Two San Diego executives who made their names in the real estate and hospitality industries are getting into the laundry business.
Tom Gildred and Bob Payne say their new venture, Emerald Textiles, will create the most technologically advanced industrial laundry service in the region.
The service has nothing to do with the corner laundry where customers get their shirts and slacks cleaned.
Emerald is going after hospitals, medical clinics, and later, restaurants and hotels. All these facilities have linens, garments and other fabrics that require regular cleaning, and nearly all outsource the service.
“This will be the first new facility of its kind in San Diego in the last 30 years,” said Gildred, whose father, Phil, is cousin to Theodore Gildred, chairman of The Lomas Santa Fe Group and a former U.S. ambassador to Argentina.
Tom Gildred is on the board of The Gildred Cos., which owns and manages light industrial properties in Southern California.
Payne is the former owner of the Hanalei Hotel and Old Ox Restaurant (both of which were sold), and a major donor to San Diego State University. He was named Mr. San Diego by the San Diego Rotary Club last year.
“We have a state-of-the-art facility that will save a tremendous amount of water and costs for our customers,” Gildred said.
Emerald Textiles estimates the laundry facility will save 30 million to 40 million gallons of water annually when operating at full capacity as compared to traditional processes in San Diego.
Spinning Out New Facility
As of last week, the company had zero customers, but that should change shortly when Emerald’s new plant begins operating in September, Gildred said.
Located in a leased, 111,000-square-foot warehouse in Otay Mesa, Emerald Textiles has invested about $20 million in the business, mainly in new equipment. The machinery includes a seven-chambered “tunnel washer” that can handle about 5,000 pounds of laundry a minute.
The operation also features more automation that reduces labor costs and makes things much more efficient.
Gildred described a seven-stage process that uses a monorail or conveyor belt to move the linens through the plant. It starts with sorting all the soiled laundry, then moving it into the tunnel washers. After that, linens go through pressing machines to extract most of the water, before they’re delivered to dryers. From there, the linens go to ironing machines and finally to folding machines. Finally, the laundry is placed into carts and moved onto trucks that deliver the linens to the hospitals.
Sean Mageean, vice president of Nulin, the health care laundry division of Las Vegas-based Mission Industries, said not many new laundry plants have been built in recent years because of the heavy capital costs.
“Most companies are selling off their plants,” Mageean said.
Heavy-Duty Competition
One of the largest industrial laundry operations in the San Diego region, Angelica Corp., based in Alpharetta, Ga., dominates the market servicing 38 of the 41 primary hospitals from a facility near downtown San Diego. It has about 400 employees locally, and 5,500 in total. Last year’s sales were about $440 million.
Steve O’Hara, Angelica’s chief executive, said the $6 billion health care laundry market is highly competitive, with new startups forming all the time.
“We’ve never taken San Diego for granted and we don’t intend to now,” O’Hara said.
He said the company invests an average of $15 million into its plants annually, and recently installed energy-saving equipment in the San Diego plant.
Angelica was a public company until August 2008 when it was acquired by an affiliate of Lehman Bros.
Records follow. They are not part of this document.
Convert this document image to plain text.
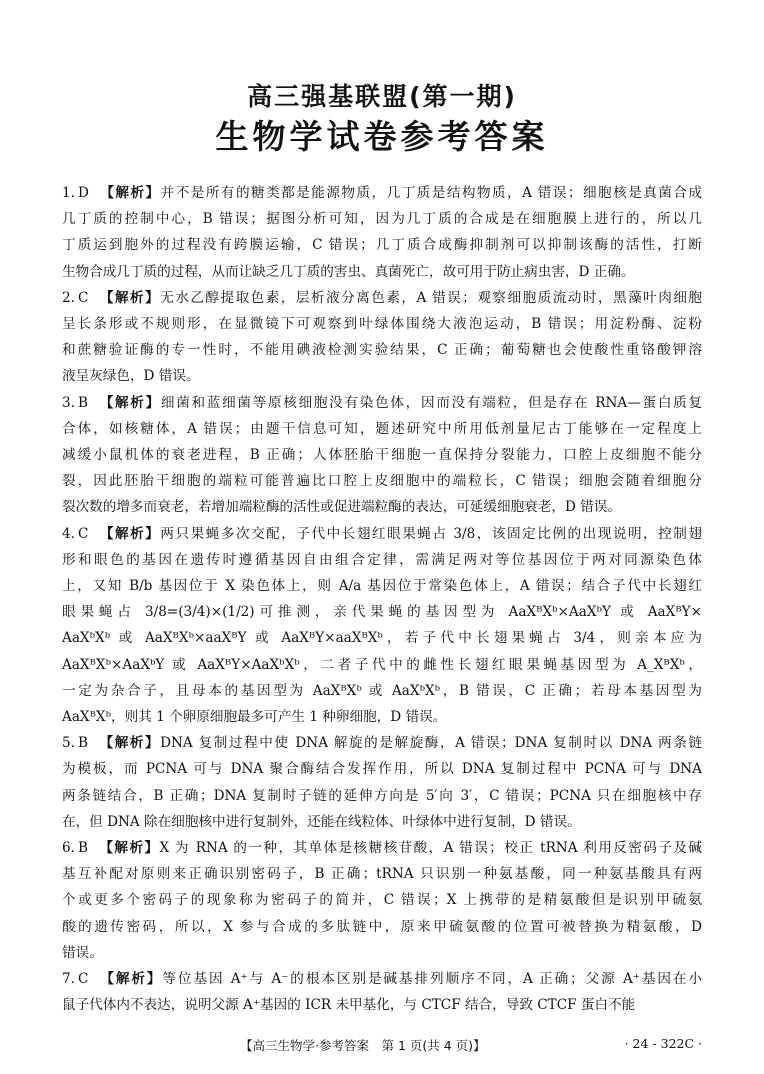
高三强基联盟(第一期)
生物学试卷参考答案

1. D 【解析】并不是所有的糖类都是能源物质，几丁质是结构物质，A 错误；细胞核是真菌合成

几丁质的控制中心，B 错误；据图分析可知，因为几丁质的合成是在细胞膜上进行的，所以几

丁质运到胞外的过程没有跨膜运输，C 错误；几丁质合成酶抑制剂可以抑制该酶的活性，打断

生物合成几丁质的过程，从而让缺乏几丁质的害虫、真菌死亡，故可用于防止病虫害，D 正确。

2. C 【解析】无水乙醇提取色素，层析液分离色素，A 错误；观察细胞质流动时，黑藻叶肉细胞

呈长条形或不规则形，在显微镜下可观察到叶绿体围绕大液泡运动，B 错误；用淀粉酶、淀粉

和蔗糖验证酶的专一性时，不能用碘液检测实验结果，C 正确；葡萄糖也会使酸性重铬酸钾溶

液呈灰绿色，D 错误。

3. B 【解析】细菌和蓝细菌等原核细胞没有染色体，因而没有端粒，但是存在 RNA—蛋白质复

合体，如核糖体，A 错误；由题干信息可知，题述研究中所用低剂量尼古丁能够在一定程度上

减缓小鼠机体的衰老进程，B 正确；人体胚胎干细胞一直保持分裂能力，口腔上皮细胞不能分

裂，因此胚胎干细胞的端粒可能普遍比口腔上皮细胞中的端粒长，C 错误；细胞会随着细胞分

裂次数的增多而衰老，若增加端粒酶的活性或促进端粒酶的表达，可延缓细胞衰老，D 错误。

4. C 【解析】两只果蝇多次交配，子代中长翅红眼果蝇占 3/8，该固定比例的出现说明，控制翅

形和眼色的基因在遗传时遵循基因自由组合定律，需满足两对等位基因位于两对同源染色体

上，又知 B/b 基因位于 X 染色体上，则 A/a 基因位于常染色体上，A 错误；结合子代中长翅红

眼果蝇占 3/8=(3/4)×(1/2)可推测，亲代果蝇的基因型为 AaXᴮXᵇ×AaXᵇY 或 AaXᴮY×

AaXᵇXᵇ 或 AaXᴮXᵇ×aaXᴮY 或 AaXᴮY×aaXᴮXᵇ，若子代中长翅果蝇占 3/4，则亲本应为

AaXᴮXᵇ×AaXᵇY 或 AaXᴮY×AaXᵇXᵇ，二者子代中的雌性长翅红眼果蝇基因型为 A_XᴮXᵇ，

一定为杂合子，且母本的基因型为 AaXᴮXᵇ 或 AaXᵇXᵇ，B 错误，C 正确；若母本基因型为

AaXᴮXᵇ，则其 1 个卵原细胞最多可产生 1 种卵细胞，D 错误。

5. B 【解析】DNA 复制过程中使 DNA 解旋的是解旋酶，A 错误；DNA 复制时以 DNA 两条链

为模板，而 PCNA 可与 DNA 聚合酶结合发挥作用，所以 DNA 复制过程中 PCNA 可与 DNA

两条链结合，B 正确；DNA 复制时子链的延伸方向是 5′向 3′，C 错误；PCNA 只在细胞核中存

在，但 DNA 除在细胞核中进行复制外，还能在线粒体、叶绿体中进行复制，D 错误。

6. B 【解析】X 为 RNA 的一种，其单体是核糖核苷酸，A 错误；校正 tRNA 利用反密码子及碱

基互补配对原则来正确识别密码子，B 正确；tRNA 只识别一种氨基酸，同一种氨基酸具有两

个或更多个密码子的现象称为密码子的简并，C 错误；X 上携带的是精氨酸但是识别甲硫氨

酸的遗传密码，所以，X 参与合成的多肽链中，原来甲硫氨酸的位置可被替换为精氨酸，D

错误。

7. C 【解析】等位基因 A⁺与 A⁻的根本区别是碱基排列顺序不同，A 正确；父源 A⁺基因在小

鼠子代体内不表达，说明父源 A⁺基因的 ICR 未甲基化，与 CTCF 结合，导致 CTCF 蛋白不能

【高三生物学·参考答案　第 1 页(共 4 页)】	· 24 - 322C ·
Merchant Banking for about $300 million. The subsequent bankruptcy of Lehman Bros. Holdings Inc., the largest corporate bankruptcy in the nation’s history, did not affect the sale to the affiliate, a renamed private equity group called Trilantic Capital Partners, O’Hara said.
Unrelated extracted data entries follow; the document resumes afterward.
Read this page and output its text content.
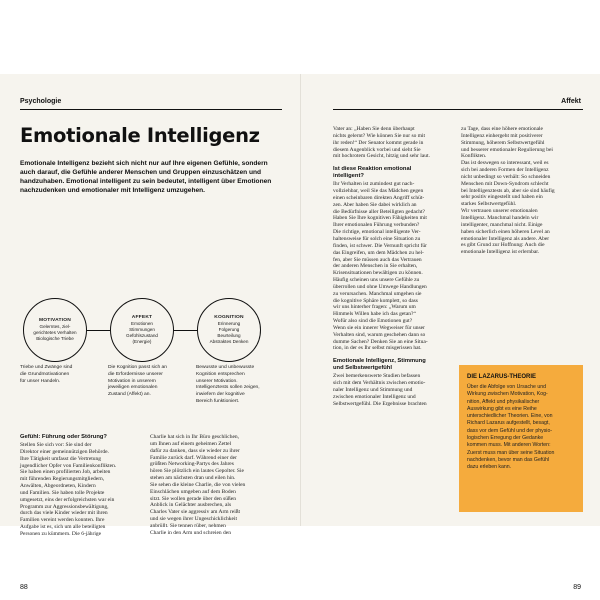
Psychologie
Emotionale Intelligenz

Emotionale Intelligenz bezieht sich nicht nur auf Ihre eigenen Gefühle, sondern auch darauf, die Gefühle anderer Menschen und Gruppen einzuschätzen und handzuhaben. Emotional intelligent zu sein bedeutet, intelligent über Emotionen nachzudenken und emotionaler mit Intelligenz umzugehen.

MOTIVATION
Gelerntes, ziel-
gerichtetes Verhalten
Biologische Triebe
AFFEKT
Emotionen
Stimmungen
Gefühlszustand
(Energie)
KOGNITION
Erinnerung
Folgerung
Beurteilung
Abstraktes Denken

Triebe und Zwänge sind
die Grundmotivationen
für unser Handeln.

Die Kognition passt sich an
die Erfordernisse unserer
Motivation in unserem
jeweiligen emotionalen
Zustand (Affekt) an.

Bewusste und unbewusste
Kognition entsprechen
unserer Motivation.
Intelligenztests sollen zeigen,
inwiefern der kognitive
Bereich funktioniert.

Gefühl: Führung oder Störung?

Stellen Sie sich vor: Sie sind der
Direktor einer gemeinnützigen Behörde.
Ihre Tätigkeit umfasst die Vertretung
jugendlicher Opfer von Familienkonflikten.
Sie haben einen profilierten Job, arbeiten
mit führenden Regierungsmitgliedern,
Anwälten, Abgeordneten, Kindern
und Familien. Sie haben tolle Projekte
umgesetzt, eins der erfolgreichsten war ein
Programm zur Aggressionsbewältigung,
durch das viele Kinder wieder mit ihren
Familien vereint werden konnten. Ihre
Aufgabe ist es, sich um alle beteiligten
Personen zu kümmern. Die 6-jährige

Charlie hat sich in Ihr Büro geschlichen,
um Ihnen auf einem geheimen Zettel
dafür zu danken, dass sie wieder zu ihrer
Familie zurück darf. Während einer der
größten Networking-Partys des Jahres
hören Sie plötzlich ein lautes Gepolter. Sie
stehen am nächsten dran und eilen hin.
Sie sehen die kleine Charlie, die von vielen
Einschlächen umgeben auf dem Boden
sitzt. Sie wollen gerade über den süßen
Anblick in Gelächter ausbrechen, als
Charles Vater sie aggressiv am Arm reißt
und sie wegen ihrer Ungeschicklichkeit
anbrüllt. Sie tennen rüber, nehmen
Charlie in den Arm und schreien den

88
Affekt

Vater an: „Haben Sie denn überhaupt
nichts gelernt? Wie können Sie nur so mit
ihr reden!“ Der Senator kommt gerade in
diesem Augenblick vorbei und sieht Sie
mit hochrotem Gesicht, hitzig und sehr laut.

Ist diese Reaktion emotional
intelligent?

Ihr Verhalten ist zumindest gut nach-
vollziehbar, weil Sie das Mädchen gegen
einen scheinbaren direkten Angriff schüt-
zen. Aber haben Sie dabei wirklich an
die Bedürfnisse aller Beteiligten gedacht?
Haben Sie Ihre kognitiven Fähigkeiten mit
Ihrer emotionalen Führung verbunden?
Die richtige, emotional intelligente Ver-
haltensweise für solch eine Situation zu
finden, ist schwer. Die Vernunft spricht für
das Eingreifen, um dem Mädchen zu hel-
fen, aber Sie müssen auch das Vertrauen
der anderen Menschen in Sie erhalten,
Krisensituationen bewältigen zu können.
Häufig scheinen uns unsere Gefühle zu
überrollen und ohne Umwege Handlungen
zu verursachen. Manchmal umgehen sie
die kognitive Sphäre komplett, so dass
wir uns hinterher fragen: „Warum um
Himmels Willen habe ich das getan?“
Wofür also sind die Emotionen gut?
Wenn sie ein innerer Wegweiser für unser
Verhalten sind, warum geschehen dann so
dumme Sachen? Denken Sie an eine Situa-
tion, in der es Ihr selbst misgerissen hat.

Emotionale Intelligenz, Stimmung
und Selbstwertgefühl

Zwei bemerkenswerte Studien befassen
sich mit dem Verhältnis zwischen emotio-
naler Intelligenz und Stimmung und
zwischen emotionaler Intelligenz und
Selbstwertgefühl. Die Ergebnisse brachten

zu Tage, dass eine höhere emotionale
Intelligenz einhergeht mit positiverer
Stimmung, höherem Selbstwertgefühl
und besserer emotionaler Regulierung bei
Konflikten.
Das ist deswegen so interessant, weil es
sich bei anderen Formen der Intelligenz
nicht unbedingt so verhält: So schneiden
Menschen mit Down-Syndrom schlecht
bei Intelligenztests ab, aber sie sind häufig
sehr positiv eingestellt und haben ein
starkes Selbstwertgefühl.
Wir vertrauen unserer emotionalen
Intelligenz. Manchmal handeln wir
intelligenter, manchmal nicht. Einige
haben sicherlich einen höheren Level an
emotionaler Intelligenz als andere. Aber
es gibt Grund zur Hoffnung: Auch die
emotionale Intelligenz ist erlernbar.

89
DIE LAZARUS-THEORIE

Über die Abfolge von Ursache und
Wirkung zwischen Motivation, Kog-
nition, Affekt und physikalischer
Auswirkung gibt es eine Reihe
unterschiedlicher Theorien. Eine, von
Richard Lazarus aufgestellt, besagt,
dass vor dem Gefühl und der physio-
logischen Erregung der Gedanke
kommen muss. Mit anderen Worten:
Zuerst muss man über seine Situation
nachdenken, bevor man das Gefühl
dazu erleben kann.
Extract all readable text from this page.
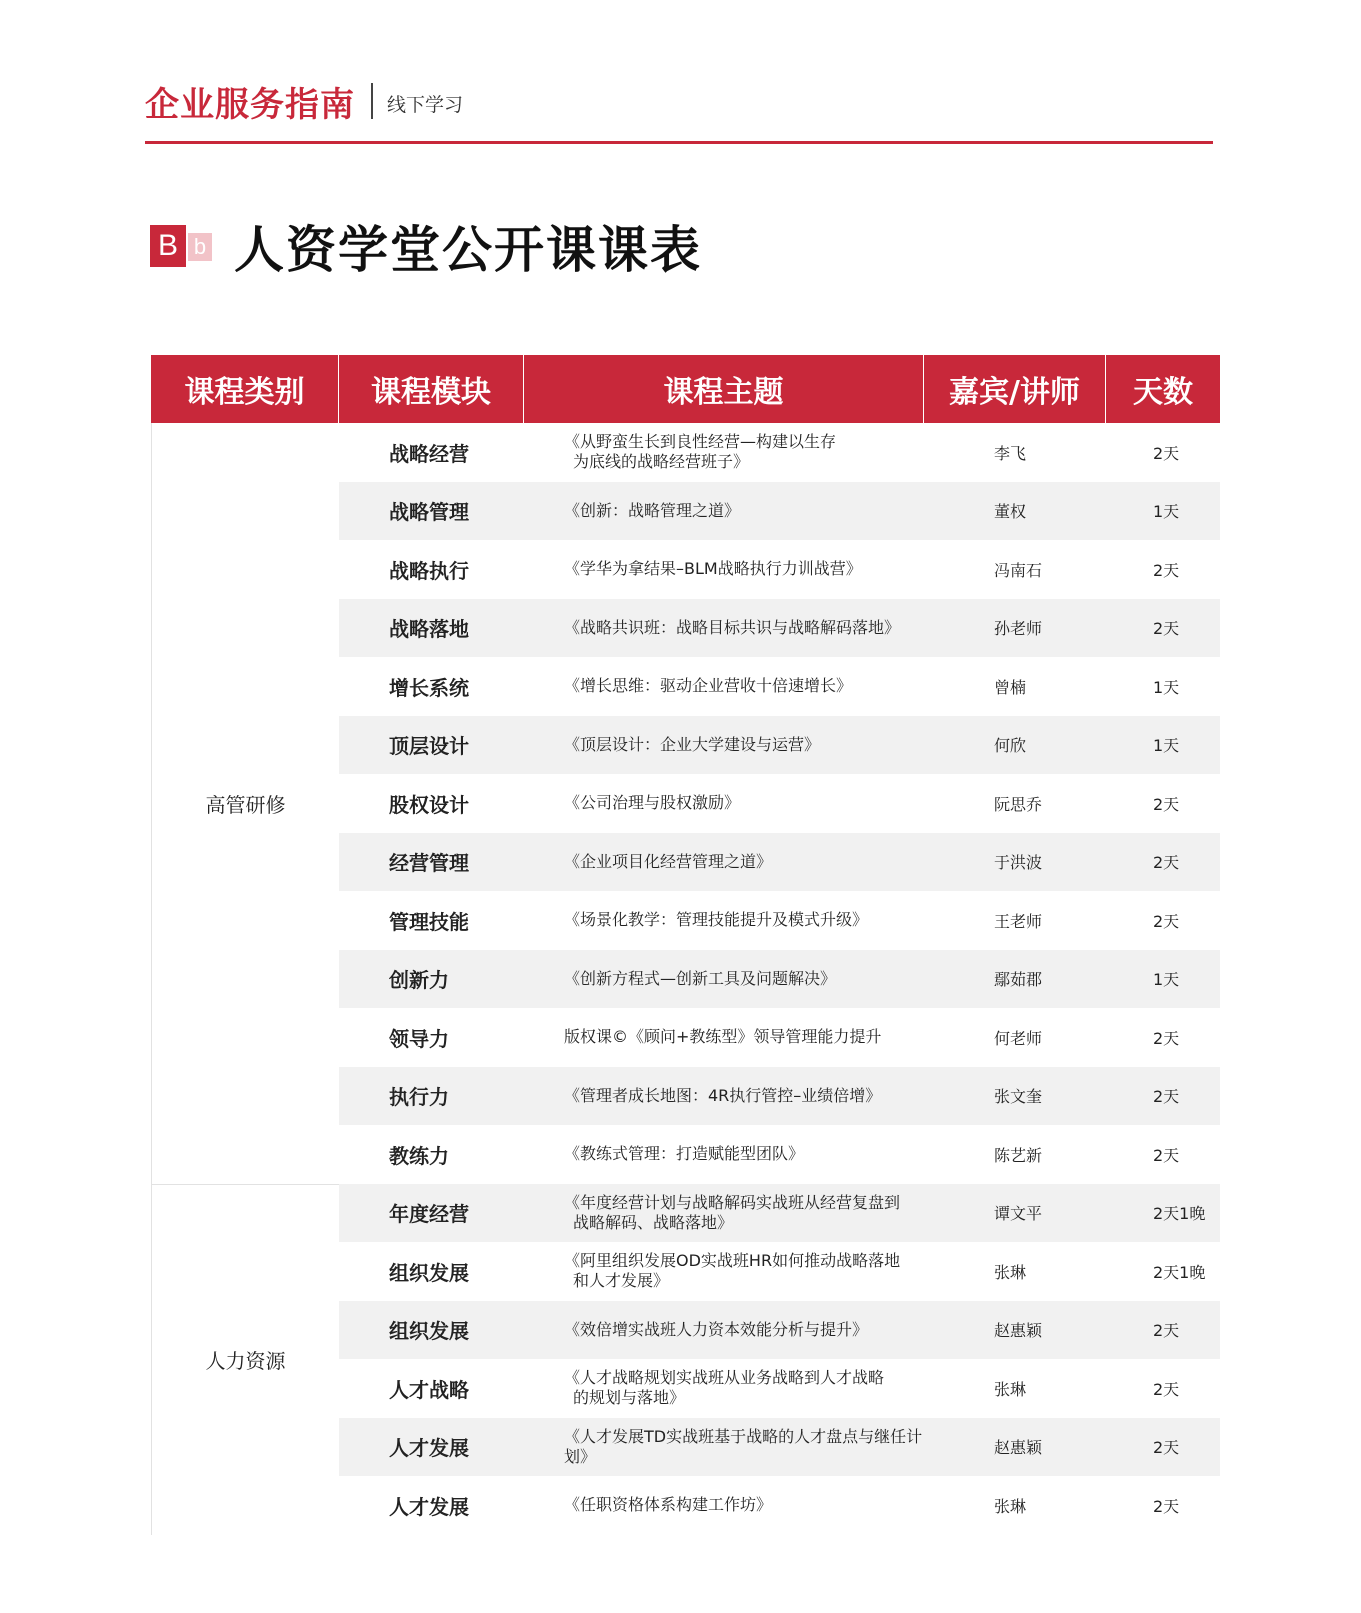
企业服务指南 线下学习
B b 人资学堂公开课课表
课程类别	课程模块	课程主题	嘉宾/讲师	天数
高管研修
战略经营	《从野蛮生长到良性经营—构建以生存
为底线的战略经营班子》	李飞	2天
战略管理	《创新：战略管理之道》	董权	1天
战略执行	《学华为拿结果–BLM战略执行力训战营》	冯南石	2天
战略落地	《战略共识班：战略目标共识与战略解码落地》	孙老师	2天
增长系统	《增长思维：驱动企业营收十倍速增长》	曾楠	1天
顶层设计	《顶层设计：企业大学建设与运营》	何欣	1天
股权设计	《公司治理与股权激励》	阮思乔	2天
经营管理	《企业项目化经营管理之道》	于洪波	2天
管理技能	《场景化教学：管理技能提升及模式升级》	王老师	2天
创新力	《创新方程式—创新工具及问题解决》	鄢茹郡	1天
领导力	版权课©《顾问+教练型》领导管理能力提升	何老师	2天
执行力	《管理者成长地图：4R执行管控–业绩倍增》	张文奎	2天
教练力	《教练式管理：打造赋能型团队》	陈艺新	2天
人力资源
年度经营	《年度经营计划与战略解码实战班从经营复盘到
战略解码、战略落地》	谭文平	2天1晚
组织发展	《阿里组织发展OD实战班HR如何推动战略落地
和人才发展》	张琳	2天1晚
组织发展	《效倍增实战班人力资本效能分析与提升》	赵惠颖	2天
人才战略	《人才战略规划实战班从业务战略到人才战略
的规划与落地》	张琳	2天
人才发展	《人才发展TD实战班基于战略的人才盘点与继任计划》	赵惠颖	2天
人才发展	《任职资格体系构建工作坊》	张琳	2天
Mageean, a former Angelica employee, said due to the Lehman bankruptcy and the subsequent liquidation of many of its assets, “there’s been a big scramble to go after much of that business.” He said since Nulin was launched this year, it picked up eight hospitals formerly doing business with Angelica.
Hospitals Size Up Newcomer
While Emerald has yet to line up any customers, Gildred said there’s been considerable interest among the major hospitals in the region, a group of about 20.
“There’s enough capacity in our plant to serve every hospital in San Diego,” he said.
In terms of staffing, the company expects to hire about 150 workers initially, and add another 100 more in the first year as the company picks up new business, Gildred said.
First year revenue is projected at $15 million to $18 million, he said.
Although neither Gildred nor Payne have any background in the laundry industry, they say they’re confident the new plant’s compelling high-tech equipment, lower costs, and efficiency will alter the marketplace.
“Bob and I saw a monopoly that existed here,” he said. “Basically, there’s only one provider, and it’s operating in an older facility. We saw the opportunity to come and compete.”